До ближайшей почтовой станции было еще верст пять.
Справа тянулись необозримые поля желтеющей ржи, налево — густой лиственный лес, который так и манил под свою сень, в свежую прохладу.
Я не вытерпел. Мне захотелось хоть немного расправить затекшие ноги.
Я приказал ямщичку остановиться.
— Отдохнем, приятель, — сказал я, — покури, полежи, а я немного поброжу по лесу.
Он с видимой радостью согласился на мое предложение.
— Заснет, бестия, — подумал я, — ну, да тем лучше. Не скучно будет ждать меня.
— Да не разлеживайся, передохни малость и поезжай шажком вдоль леса, — приказал я, — а я пойду лесом. Да смотри, я оставил в таратайке шашку и револьвер — не потеряй.

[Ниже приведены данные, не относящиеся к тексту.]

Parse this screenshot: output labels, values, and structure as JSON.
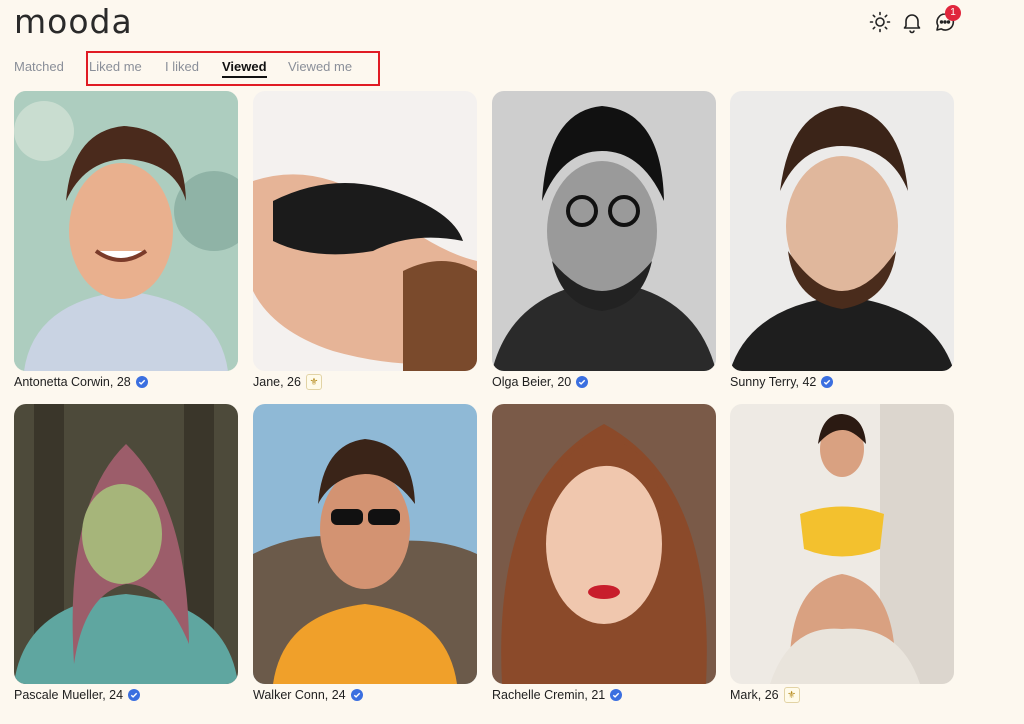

— Зачем терять, — лениво ответил он, — не первый раз с господами езжу. Я малость посижу, а там и нагоню ваше благородие. Не извольте сомневаться.
— Ну, ладно, — ответил я.
Темная прохлада леса охватила меня. Я решил пройти немного в глубь, не теряя из виду пути. Но лес был густой. Не сделал я в его глубину и ста шагов, как уже след потерял из виду.
— Все равно, — подумал я, — я знаю, в какой стороне дорога, и пойду параллельно с ней.
Я шел довольно долго, не замечая времени, наслаждаясь тишиной и прохладой роскошного леса.
Но усталость брала свое. Я остановился на уютной поляне и решил выкурить папироску.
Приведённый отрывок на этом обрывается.